Der Neue Merker

STUTTGART/ Studiotheater: DER MANN MIT DEN VIER HARMONIEN – ein Hanns-Dieter-Hüsch-Abend

Ein Hanns-Dieter-Hüsch-Abend am 31. Dezember 2017 im Studiotheater/STUTTGART
DER MANN MIT DEN VIER HARMONIEN
In der recht schlichten Ausstattung von Maria Martinez Pena (Filmschnitt: Jasmin Thomas) spielten und rezitierten Christof Küster und Sebastian Schäfer einen amüsanten und unterhaltsamen Hanns-Dieter-Hüsch-Abend. Hüsch erschien hier als Menschenfreund und genauer Beobachter zugleich, zudem blitzte der scharfsinnige Clown und politische Melancholiker hervor. Das scheinbar Banale leuchtete hier plötzlich komisch, eindringliche Texte des „fahrenden Poeten“ Hüsch verfehlten ihre betörende Wirkung beim Publikum nicht. Man konnte das „Schwarze Schaf vom Niederrhein“ zum Leichenschmaus begleiten und sich von „Tante Anna, Hedwig und Erwin“ die Welt erklären lassen. Hüsch erschien als der unverwüstliche Mann mit den vier Harmonien – auch in Filmausschnitten. Beim „Lied vom Brauchtum“ und dem „Friseur“ (1958) ging ebenfalls die Post ab. „Man darf dem Ungeziefer keine Handhabe geben„, meinte die Großmutter und verwies auf den Haarschnitt von Adolf Hitler. Da war dann auch kein Psychiater mehr notwendig. Von Kaiser Wilhelm bis zum Bundeskanzler wurden alle Frisuren durchgenommen. Und der Untermieter verwendete immer wieder Daumenschrauben oder die „Do-it-yourself-Guillotine“ mitsamt einem elektrischen Stuhl, den man zusammenbastelte. Im Film sah man dann, wie geschickt oder ungeschickt Hüsch Tee kochen konnte: „Ich hasse Kannen!“ Rasputin nebst Zarenfamilie tauchte dann plötzlich in Baden-Baden auf. Und „Hagenbuch“ ließ in der Anstalt Bless-Hohenstein verlauten, dass er ein längeres Gespräch mit „aha“ und „soso“ bestritten habe. Mit den „Bäckern von Beumelburg“ wurde dann deutsche Geschichte geschrieben.

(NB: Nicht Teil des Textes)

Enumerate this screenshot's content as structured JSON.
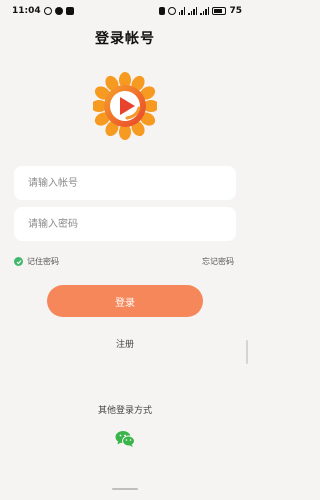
{
  "status_bar": {
    "time": "11:04",
    "battery": "75",
    "left_icons": [
      "ring-icon",
      "dot-icon",
      "message-icon"
    ],
    "right_icons": [
      "vibrate-icon",
      "alarm-icon",
      "wifi-icon",
      "signal-icon",
      "signal-icon",
      "battery-icon"
    ]
  },
  "page": {
    "title": "登录帐号"
  },
  "logo": {
    "icon": "sunflower-play-logo",
    "colors": {
      "petals": "#f79a21",
      "center": "#e8432c"
    }
  },
  "form": {
    "account_placeholder": "请输入帐号",
    "password_placeholder": "请输入密码",
    "remember_label": "记住密码",
    "forgot_label": "忘记密码",
    "remember_checked": true
  },
  "actions": {
    "login_label": "登录",
    "register_label": "注册"
  },
  "other_login": {
    "label": "其他登录方式",
    "icon": "wechat-icon"
  },
  "colors": {
    "accent": "#f6875a",
    "background": "#f5f4f2",
    "check": "#3fb86b",
    "wechat": "#3bb54a"
  }
}
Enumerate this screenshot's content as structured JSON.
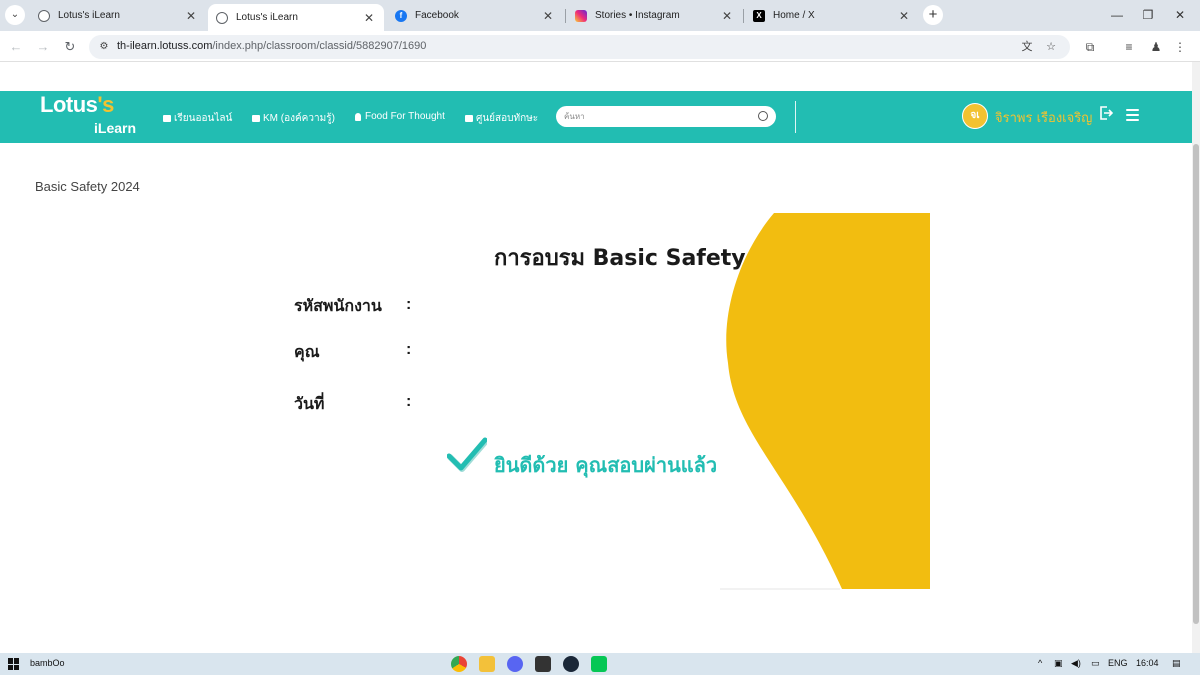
{
  "browser": {
    "tabs": [
      {
        "title": "Lotus's iLearn",
        "favicon": "globe-icon",
        "active": false
      },
      {
        "title": "Lotus's iLearn",
        "favicon": "globe-icon",
        "active": true
      },
      {
        "title": "Facebook",
        "favicon": "facebook-icon",
        "active": false
      },
      {
        "title": "Stories • Instagram",
        "favicon": "instagram-icon",
        "active": false
      },
      {
        "title": "Home / X",
        "favicon": "x-icon",
        "active": false
      }
    ],
    "url_host": "th-ilearn.lotuss.com",
    "url_path": "/index.php/classroom/classid/5882907/1690"
  },
  "site": {
    "logo_main": "Lotus",
    "logo_mark": "'s",
    "logo_sub": "iLearn",
    "brand_color": "#22bdb2",
    "accent_color": "#f2c230",
    "menu": [
      {
        "label": "เรียนออนไลน์",
        "icon": "book-icon"
      },
      {
        "label": "KM (องค์ความรู้)",
        "icon": "book-icon"
      },
      {
        "label": "Food For Thought",
        "icon": "lightbulb-icon"
      },
      {
        "label": "ศูนย์สอบทักษะ",
        "icon": "folder-icon"
      }
    ],
    "search_placeholder": "ค้นหา",
    "user": {
      "initials": "จเ",
      "name": "จิราพร เรืองเจริญ"
    }
  },
  "breadcrumb": "Basic Safety 2024",
  "certificate": {
    "title": "การอบรม Basic Safety",
    "fields": [
      {
        "label": "รหัสพนักงาน",
        "colon": ":",
        "value": ""
      },
      {
        "label": "คุณ",
        "colon": ":",
        "value": ""
      },
      {
        "label": "วันที่",
        "colon": ":",
        "value": ""
      }
    ],
    "success_message": "ยินดีด้วย คุณสอบผ่านแล้ว"
  },
  "taskbar": {
    "user_label": "bambOo",
    "language": "ENG",
    "clock": "16:04"
  }
}
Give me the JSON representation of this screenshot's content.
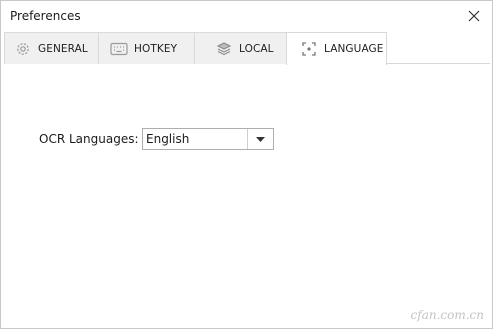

Lieder und Texte eines unverwechselbaren Originals ließen Christof Küster und Sebastian Schäfer in rasanter Weise Revue passieren. Mit „brandenburgischer Dekadenz“ wurden diese seltsamen „Hagenbuchgeschichten“ vorgetragen, die auch an Hüschs Vorbild Thomas Bernhard erinnerten. „Terra“ hieß bei Hüsch ein kleiner Planet. „Terra“ wurde krank und verschenkte alles an andere Planeten. Man erfuhr in den Filmausschnitten auch, dass Sexualität und Erotik bei Hanns-Dieter Hüsch ebenfalls nicht zu kurz kommen. So hatte er auch eine Nummer bezüglich von „intimen Problemen“ in petto, die beim Publikum für Heiterkeit sorgte: „Lutscher machen lesbisch, Apfelsinen frigide...“ Und man erfuhr: „Protestanten sind im Dunkeln besser als Katholiken im Freien!“ Der Song „Ich sing für die Verrückten“ kam bei den Zuhörern gut an. Als Kabarettist leugnete er bei den Filmausschnitten aber auch keine Suizidmomente. „Wir Niederrheiner sind ja Chef-Verdränger“, lautete das Resümee. Der Niederrheiner wisse nichts, könne aber alles erklären.

Nach diesem Abend begriff man einmal mehr: Hanns-Dieter Hüsch war wahrlich einer der wichtigsten Vertreter des literarischen Kabaretts in Deutschland. Er begeisterte über 50 Jahre lang mit seinen Kabarett-Programmen das Publikum. Auch Christof Küster und Sebastian Schäfer erhielten am Silvesterabend stürmischen Schlussapplaus. Und zuletzt flog der „Schmetterling“ zu feierlichen Orgelklängen davon. „Wenn der Abend durch den Schornstein fällt“ sorgte zudem für eine fast schon melancholische Aura.